Une fois accepté le dispositif singulier, un peu déroutant, de la parole libre et filmée d’un coup, comme elle vient, on entre aisément dans ce documentaire passionnant. Le réalisateur a choisi de montrer le psychiatre strasbourgeois Georges Federmann chez lui, une nuit, donnant son avis sur de nombreux sujets qui lui tiennent à cœur, montrant aussi la fabrication même du film, les changements réguliers de bobines 16mm, les pauses de l’interviewé, l’équipe réduite ; ça ressemble un peu à une mise en scène de cours magistral dans une cuisine, et c’est génial : une cinématographie extrême et engagée pour transmettre un discours qui l’est tout autant. Portant le film sur sa seule parole, Georges Federmann, les yeux dans nos yeux, livre une exploration construite et cependant passionnée des problématiques abordées.
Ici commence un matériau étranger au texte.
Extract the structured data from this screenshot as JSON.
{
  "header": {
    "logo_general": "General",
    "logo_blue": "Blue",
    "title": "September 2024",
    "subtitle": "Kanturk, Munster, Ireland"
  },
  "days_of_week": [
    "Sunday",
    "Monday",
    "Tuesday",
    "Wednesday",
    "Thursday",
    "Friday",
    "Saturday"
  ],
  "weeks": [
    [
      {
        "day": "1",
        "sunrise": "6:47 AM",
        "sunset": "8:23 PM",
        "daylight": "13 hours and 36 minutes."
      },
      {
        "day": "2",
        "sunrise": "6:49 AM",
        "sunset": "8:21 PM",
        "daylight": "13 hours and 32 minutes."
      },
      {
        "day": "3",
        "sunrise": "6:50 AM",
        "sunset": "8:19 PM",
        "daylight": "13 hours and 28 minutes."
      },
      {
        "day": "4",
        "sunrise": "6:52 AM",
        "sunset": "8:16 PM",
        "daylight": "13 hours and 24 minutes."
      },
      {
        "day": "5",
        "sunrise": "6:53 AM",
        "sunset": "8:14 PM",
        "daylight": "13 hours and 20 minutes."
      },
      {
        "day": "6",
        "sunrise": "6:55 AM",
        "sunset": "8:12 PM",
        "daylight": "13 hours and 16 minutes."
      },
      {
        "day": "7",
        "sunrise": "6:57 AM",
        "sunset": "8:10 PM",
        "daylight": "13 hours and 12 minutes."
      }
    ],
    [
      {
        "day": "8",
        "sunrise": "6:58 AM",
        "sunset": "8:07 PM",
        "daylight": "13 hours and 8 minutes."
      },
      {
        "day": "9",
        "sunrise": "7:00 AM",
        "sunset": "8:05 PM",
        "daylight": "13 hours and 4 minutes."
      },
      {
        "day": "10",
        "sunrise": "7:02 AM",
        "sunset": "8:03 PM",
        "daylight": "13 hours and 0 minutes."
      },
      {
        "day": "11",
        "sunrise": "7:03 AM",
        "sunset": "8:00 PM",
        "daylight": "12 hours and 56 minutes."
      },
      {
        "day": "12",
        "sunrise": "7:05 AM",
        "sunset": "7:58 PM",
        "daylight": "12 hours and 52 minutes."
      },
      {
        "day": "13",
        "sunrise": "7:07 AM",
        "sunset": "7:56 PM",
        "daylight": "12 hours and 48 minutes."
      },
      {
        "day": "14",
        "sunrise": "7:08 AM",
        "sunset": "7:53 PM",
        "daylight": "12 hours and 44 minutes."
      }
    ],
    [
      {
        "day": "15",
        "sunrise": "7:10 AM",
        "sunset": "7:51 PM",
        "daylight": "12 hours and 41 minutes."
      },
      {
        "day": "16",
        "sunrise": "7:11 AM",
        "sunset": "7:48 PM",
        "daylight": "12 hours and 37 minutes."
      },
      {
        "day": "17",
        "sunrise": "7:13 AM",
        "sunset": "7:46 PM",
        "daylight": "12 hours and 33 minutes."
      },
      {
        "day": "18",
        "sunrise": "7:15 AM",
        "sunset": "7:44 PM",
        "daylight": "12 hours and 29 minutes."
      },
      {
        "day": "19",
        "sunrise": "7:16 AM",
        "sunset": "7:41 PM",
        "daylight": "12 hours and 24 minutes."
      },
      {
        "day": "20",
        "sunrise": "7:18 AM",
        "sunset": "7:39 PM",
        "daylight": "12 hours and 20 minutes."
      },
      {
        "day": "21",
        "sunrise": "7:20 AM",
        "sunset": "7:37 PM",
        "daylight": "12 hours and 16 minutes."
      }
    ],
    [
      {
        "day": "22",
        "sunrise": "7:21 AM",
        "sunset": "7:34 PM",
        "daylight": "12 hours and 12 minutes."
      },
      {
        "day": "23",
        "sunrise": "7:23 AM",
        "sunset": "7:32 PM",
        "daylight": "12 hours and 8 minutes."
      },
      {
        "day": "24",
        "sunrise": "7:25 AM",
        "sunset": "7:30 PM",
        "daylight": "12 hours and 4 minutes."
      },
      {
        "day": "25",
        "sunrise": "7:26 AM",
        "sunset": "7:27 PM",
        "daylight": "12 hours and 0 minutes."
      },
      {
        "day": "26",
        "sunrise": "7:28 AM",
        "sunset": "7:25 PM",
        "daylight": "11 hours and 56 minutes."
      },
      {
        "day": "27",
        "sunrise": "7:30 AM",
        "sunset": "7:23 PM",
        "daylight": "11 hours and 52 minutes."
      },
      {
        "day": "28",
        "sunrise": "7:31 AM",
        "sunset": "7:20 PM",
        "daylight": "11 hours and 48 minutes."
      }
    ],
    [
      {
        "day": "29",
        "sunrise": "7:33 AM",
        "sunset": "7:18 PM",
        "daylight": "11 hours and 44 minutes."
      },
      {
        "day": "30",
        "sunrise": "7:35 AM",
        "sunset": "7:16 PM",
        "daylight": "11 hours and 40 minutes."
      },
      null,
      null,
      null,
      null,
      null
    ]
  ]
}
Après trente ans d’exercice de son métier auprès des personnes les plus défavorisées, il remet notamment en perspective la pratique de la médecine par rapport à l’histoire, à la politique, au social, et à son enseignement même. C’est un réel plaisir, pas si habituel, d’entendre quelqu’un, de sa voix chaude et rassurante, énoncer des vérités parfois délaissées, dans un seul souci de bonté et de solidarité humaine.

Sur l’échelle du cinéma : Swen de Pauw a révélé qu’il a voulu faire ce film après avoir vu celui de Richard Brouillette, Oncle Bernard – L’anti-leçon d’économie, qui pareillement organise un tête-à-tête avec Bernard Maris, délivrant avec humour un décryptage économique édifiant.